W odpowiedzi Buda stwierdził, że "nie było masowego zamawiania zboża z Ukrainy" i "nie ma zalewania rynku polskiego ukraińskim zbożem". "My pomagamy tylko w logistyce, jesteśmy pośrednikami" - podkreślił.

Jak tłumaczył minister rozwoju, zboże z Ukrainy, które będzie przejeżdżało przez Polskę, było zakontraktowane jeszcze przed wybuchem wojny.

"Najczęściej była to kontraktacja zimowa, a teraz musi to zboże trafić do krajów docelowych, żeby po pierwsze nie doprowadzić do dramatycznej sytuacji żywnościowej, po drugie żeby Ukraina wywiązała się z kontraktów, bo inaczej grozi jej kara wynikająca z (ich) niedotrzymania" - zaznaczył Buda.

Reklama

Jak podkreślił szef MRiT, Polska jedynie pośredniczy w przesyłaniu ukraińskiego zboża "na świat".

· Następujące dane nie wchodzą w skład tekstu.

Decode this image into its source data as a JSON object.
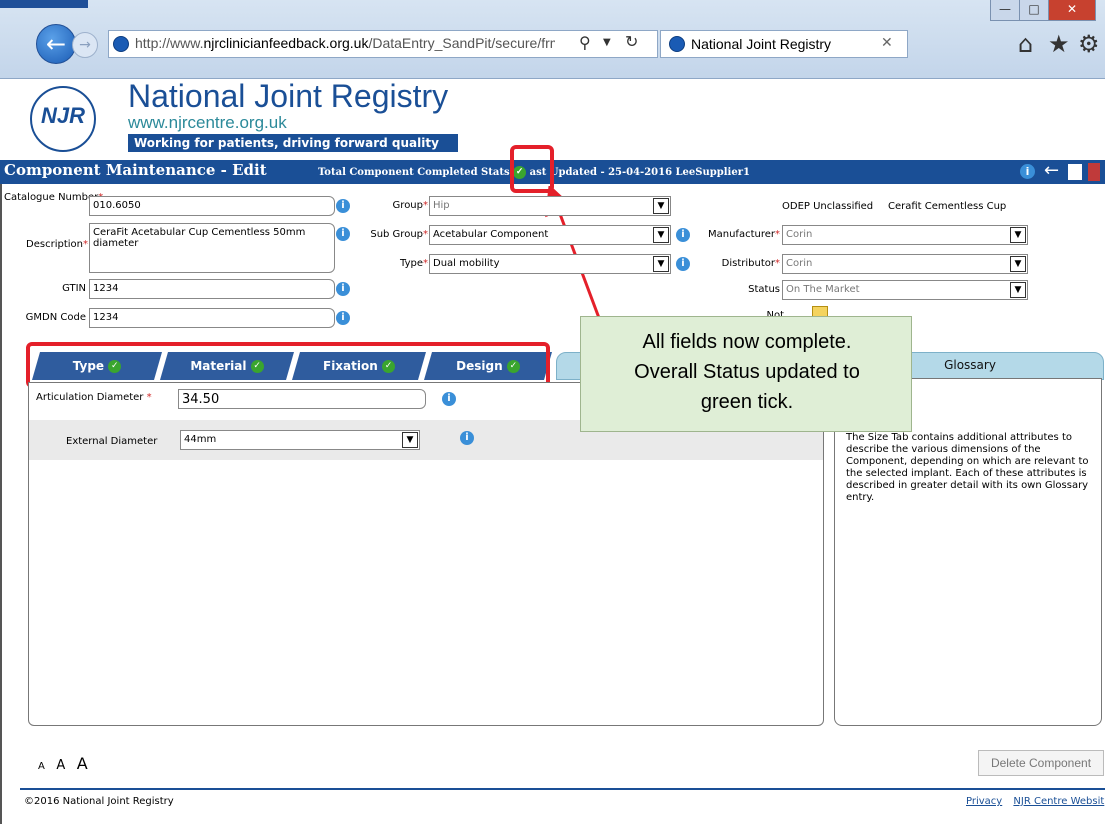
{
  "browser": {
    "url_prefix": "http://www.",
    "url_domain": "njrclinicianfeedback.org.uk",
    "url_path": "/DataEntry_SandPit/secure/frm",
    "tab_title": "National Joint Registry",
    "back_icon": "back-arrow-icon",
    "forward_icon": "forward-arrow-icon"
  },
  "brand": {
    "logo_text": "NJR",
    "name": "National Joint Registry",
    "url": "www.njrcentre.org.uk",
    "tagline": "Working for patients, driving forward quality"
  },
  "titlebar": {
    "title": "Component Maintenance - Edit",
    "status_label": "Total Component Completed Stat",
    "status_label_tail": "s",
    "last_updated": "ast Updated - 25-04-2016 LeeSupplier1"
  },
  "form": {
    "catalogue_label": "Catalogue Number",
    "catalogue_value": "010.6050",
    "description_label": "Description",
    "description_value": "CeraFit Acetabular Cup Cementless 50mm diameter",
    "gtin_label": "GTIN",
    "gtin_value": "1234",
    "gmdn_label": "GMDN Code",
    "gmdn_value": "1234",
    "group_label": "Group",
    "group_value": "Hip",
    "subgroup_label": "Sub Group",
    "subgroup_value": "Acetabular Component",
    "type_label": "Type",
    "type_value": "Dual mobility",
    "odep": "ODEP Unclassified",
    "product_name": "Cerafit Cementless Cup",
    "manufacturer_label": "Manufacturer",
    "manufacturer_value": "Corin",
    "distributor_label": "Distributor",
    "distributor_value": "Corin",
    "status_label": "Status",
    "status_value": "On The Market",
    "notes_label": "Not"
  },
  "tabs": {
    "type": "Type",
    "material": "Material",
    "fixation": "Fixation",
    "design": "Design",
    "glossary": "Glossary"
  },
  "size_tab": {
    "articulation_label": "Articulation Diameter",
    "articulation_value": "34.50",
    "external_label": "External Diameter",
    "external_value": "44mm"
  },
  "glossary_text": "The Size Tab contains additional attributes to describe the various dimensions of the Component, depending on which are relevant to the selected implant. Each of these attributes is described in greater detail with its own Glossary entry.",
  "callout": {
    "line1": "All fields now complete.",
    "line2": "Overall Status updated to",
    "line3": "green tick."
  },
  "footer": {
    "font_small": "A",
    "font_medium": "A",
    "font_large": "A",
    "delete_button": "Delete Component",
    "copyright": "©2016 National Joint Registry",
    "privacy": "Privacy",
    "centre_link": "NJR Centre Websit"
  },
  "colors": {
    "brand_blue": "#1a4f96",
    "highlight_red": "#e4202a",
    "tick_green": "#3aa52e"
  }
}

W połowie czerwca został powołany międzyresortowy zespół, którego celem jest usprawnienie przepływu towarów - w szczególności zboża - z Ukrainy przez Polskę do innych krajów. Szefem zespołu został wicepremier, minister rolnictwa Henryk Kowalczyk.

Według szefa resortu rolnictwa "realna kwota" ukraińskiego zboża przewożonego przez Polskę wynieść 1-1,5 mln ton miesięcznie.

Prezydent USA Joe Biden zapowiedział ulokowanie przy granicach Ukrainy, w tym w Polsce, tymczasowych silosów, które pozwolą na eksport ukraińskiego zboża drogą lądową w związku z zablokowaniem portów czarnomorskich. Zastrzegł, że będzie to wymagać czasu.